With nearly a third of all cars being leased in the United States, Cadillac was up against stiff competition. What incentive does a consumer who has leased a car have to transition to Book by Cadillac? It certainly isn’t saving money. Leasing a Cadillac Escalade for three years would cost around $49,000, Edmunds estimates. The cost of subscribing to Cadillac’s Book service over that period would top $64,000.
If movement is the problem Cadillac is trying to solve, they did a poor job differentiating their service from existing solutions.
Unclear target market
Who was supposed to get excited about Book by Cadillac? At $1,800/mo the subscription service was out of reach for most all consumers.

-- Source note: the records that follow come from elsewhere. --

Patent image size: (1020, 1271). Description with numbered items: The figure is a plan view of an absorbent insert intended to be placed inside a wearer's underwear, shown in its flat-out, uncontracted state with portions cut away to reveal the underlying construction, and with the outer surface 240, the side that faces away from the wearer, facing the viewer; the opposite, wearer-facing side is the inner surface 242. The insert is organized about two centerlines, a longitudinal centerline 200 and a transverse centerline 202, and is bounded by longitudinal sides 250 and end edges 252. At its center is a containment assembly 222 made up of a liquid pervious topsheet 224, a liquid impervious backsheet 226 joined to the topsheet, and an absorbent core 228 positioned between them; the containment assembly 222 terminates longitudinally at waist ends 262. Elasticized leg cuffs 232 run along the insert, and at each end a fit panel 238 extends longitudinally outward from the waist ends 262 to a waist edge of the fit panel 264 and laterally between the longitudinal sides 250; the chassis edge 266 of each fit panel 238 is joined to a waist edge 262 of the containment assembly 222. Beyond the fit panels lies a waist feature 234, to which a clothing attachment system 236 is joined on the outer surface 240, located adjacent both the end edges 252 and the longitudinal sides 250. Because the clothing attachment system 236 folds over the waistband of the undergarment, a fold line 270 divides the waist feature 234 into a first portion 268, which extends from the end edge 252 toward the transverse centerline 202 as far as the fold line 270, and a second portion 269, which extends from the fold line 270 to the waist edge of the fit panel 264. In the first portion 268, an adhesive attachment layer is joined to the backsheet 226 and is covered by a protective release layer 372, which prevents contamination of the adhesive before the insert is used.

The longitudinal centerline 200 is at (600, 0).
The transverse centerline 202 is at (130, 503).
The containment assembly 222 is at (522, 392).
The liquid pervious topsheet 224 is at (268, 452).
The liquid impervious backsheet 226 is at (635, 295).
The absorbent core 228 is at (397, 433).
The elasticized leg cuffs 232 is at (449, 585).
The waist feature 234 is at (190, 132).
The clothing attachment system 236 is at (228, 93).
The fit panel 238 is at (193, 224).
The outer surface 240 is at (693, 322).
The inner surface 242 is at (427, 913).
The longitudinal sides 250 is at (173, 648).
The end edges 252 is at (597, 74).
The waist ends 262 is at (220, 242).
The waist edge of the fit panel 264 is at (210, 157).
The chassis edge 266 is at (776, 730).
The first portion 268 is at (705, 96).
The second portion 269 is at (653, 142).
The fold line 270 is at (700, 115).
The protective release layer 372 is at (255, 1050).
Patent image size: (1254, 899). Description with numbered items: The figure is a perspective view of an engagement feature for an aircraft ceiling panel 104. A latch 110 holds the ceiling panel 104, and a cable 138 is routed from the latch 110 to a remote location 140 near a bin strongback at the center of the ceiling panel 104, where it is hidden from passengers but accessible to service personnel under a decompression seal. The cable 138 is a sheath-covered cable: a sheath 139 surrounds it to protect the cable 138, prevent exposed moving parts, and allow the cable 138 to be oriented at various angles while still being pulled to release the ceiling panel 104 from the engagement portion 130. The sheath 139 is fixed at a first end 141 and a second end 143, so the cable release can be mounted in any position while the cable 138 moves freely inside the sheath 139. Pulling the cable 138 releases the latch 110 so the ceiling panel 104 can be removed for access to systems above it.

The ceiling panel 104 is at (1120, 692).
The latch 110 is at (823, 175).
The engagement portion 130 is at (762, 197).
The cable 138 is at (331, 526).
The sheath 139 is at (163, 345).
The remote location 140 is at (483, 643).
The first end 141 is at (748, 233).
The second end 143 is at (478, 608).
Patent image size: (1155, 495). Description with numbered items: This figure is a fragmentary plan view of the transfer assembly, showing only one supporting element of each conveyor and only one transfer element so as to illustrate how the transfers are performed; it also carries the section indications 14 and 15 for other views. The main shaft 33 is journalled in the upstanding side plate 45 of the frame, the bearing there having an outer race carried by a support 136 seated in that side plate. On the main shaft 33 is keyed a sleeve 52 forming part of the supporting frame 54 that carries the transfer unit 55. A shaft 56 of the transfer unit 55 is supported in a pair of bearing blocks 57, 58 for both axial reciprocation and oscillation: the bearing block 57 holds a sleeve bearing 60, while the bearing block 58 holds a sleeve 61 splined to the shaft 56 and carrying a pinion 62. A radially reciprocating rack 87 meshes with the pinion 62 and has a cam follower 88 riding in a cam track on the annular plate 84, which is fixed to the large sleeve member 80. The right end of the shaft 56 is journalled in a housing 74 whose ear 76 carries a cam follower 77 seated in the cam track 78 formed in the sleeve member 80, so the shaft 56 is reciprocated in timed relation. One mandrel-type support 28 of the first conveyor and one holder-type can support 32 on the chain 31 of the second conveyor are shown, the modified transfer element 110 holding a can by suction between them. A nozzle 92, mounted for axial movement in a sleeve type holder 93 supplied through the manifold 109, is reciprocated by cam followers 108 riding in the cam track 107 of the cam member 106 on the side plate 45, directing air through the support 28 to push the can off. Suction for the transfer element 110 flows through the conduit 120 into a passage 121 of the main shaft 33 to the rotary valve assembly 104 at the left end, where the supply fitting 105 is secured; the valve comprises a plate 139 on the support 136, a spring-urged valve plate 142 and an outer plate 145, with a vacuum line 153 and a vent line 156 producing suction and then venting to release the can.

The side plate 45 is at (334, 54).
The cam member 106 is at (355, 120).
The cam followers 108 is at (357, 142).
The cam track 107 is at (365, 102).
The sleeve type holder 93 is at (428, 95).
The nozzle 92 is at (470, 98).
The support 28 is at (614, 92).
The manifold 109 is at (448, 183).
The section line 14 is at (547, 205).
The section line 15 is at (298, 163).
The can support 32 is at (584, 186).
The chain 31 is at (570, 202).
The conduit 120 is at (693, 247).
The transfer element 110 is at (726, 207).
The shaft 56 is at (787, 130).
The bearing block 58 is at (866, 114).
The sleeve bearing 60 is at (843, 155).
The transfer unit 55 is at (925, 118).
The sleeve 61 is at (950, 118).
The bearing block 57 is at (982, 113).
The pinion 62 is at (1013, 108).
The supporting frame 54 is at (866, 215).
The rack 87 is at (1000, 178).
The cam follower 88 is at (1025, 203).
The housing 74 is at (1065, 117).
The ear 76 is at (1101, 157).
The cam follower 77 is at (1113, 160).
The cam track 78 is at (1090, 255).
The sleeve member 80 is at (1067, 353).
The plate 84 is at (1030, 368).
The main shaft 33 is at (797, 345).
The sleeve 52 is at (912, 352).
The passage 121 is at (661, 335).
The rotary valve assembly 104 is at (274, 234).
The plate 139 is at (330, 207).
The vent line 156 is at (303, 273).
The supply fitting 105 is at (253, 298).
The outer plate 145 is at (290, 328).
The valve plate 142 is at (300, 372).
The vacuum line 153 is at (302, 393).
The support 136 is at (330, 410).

The average monthly car payment for a new car is $515. Add in insurance and you’re looking at a sub $600 monthly payment. Book by Cadillac offered you access to a fleet of vehicles for 3 times that price. Sure, you didn’t have to maintain the car or pay insurance, but a 3 times increase made the service unreasonable for the majority of Americans.
That was done on purpose though, Book by Cadillac was intended for the affluent and wealthy. However, think back to the statistic that 95% of Americans own a car. Who actually was Book by Cadillac trying to convert to their subscription service? That answer seems more and more nebulous the deeper you dig in.
Managing a subscription service is hard
In addition to the gaps Book by Cadillac faced on the consumer facing side of the business, General Motors faced the challenge of running a subscription service. General Motors and Cadillac are great at doing a few things, mainly making cars. The transition from car manufacturer to subscription service operator can’t happen overnight no matter how great of a team you put together.
Book by Cadillac offered 18 “swaps” annually. The logistics of managing their fleet proved more challenging and expensive then originally forecast. When Book by Cadillac inevitably comes back to market don’t be surprised if they partner with a standalone company like Clutch or Flexdrive to assist with operating the service.
What it means for the industry
Ramifications from General Motors decision to suspend Book by Cadillac have yet to be felt. Will other manufacturers do the same? What does the future of car ownership and car subscription look like? It’s too soon to know.
However, what General Motors is doing makes sense. Pilot, learn, iterate, and test again. That seems to be their approach when it comes to car subscription services, and that gives us hope that their next iteration of Book will be a better, more valuable offer to consumers.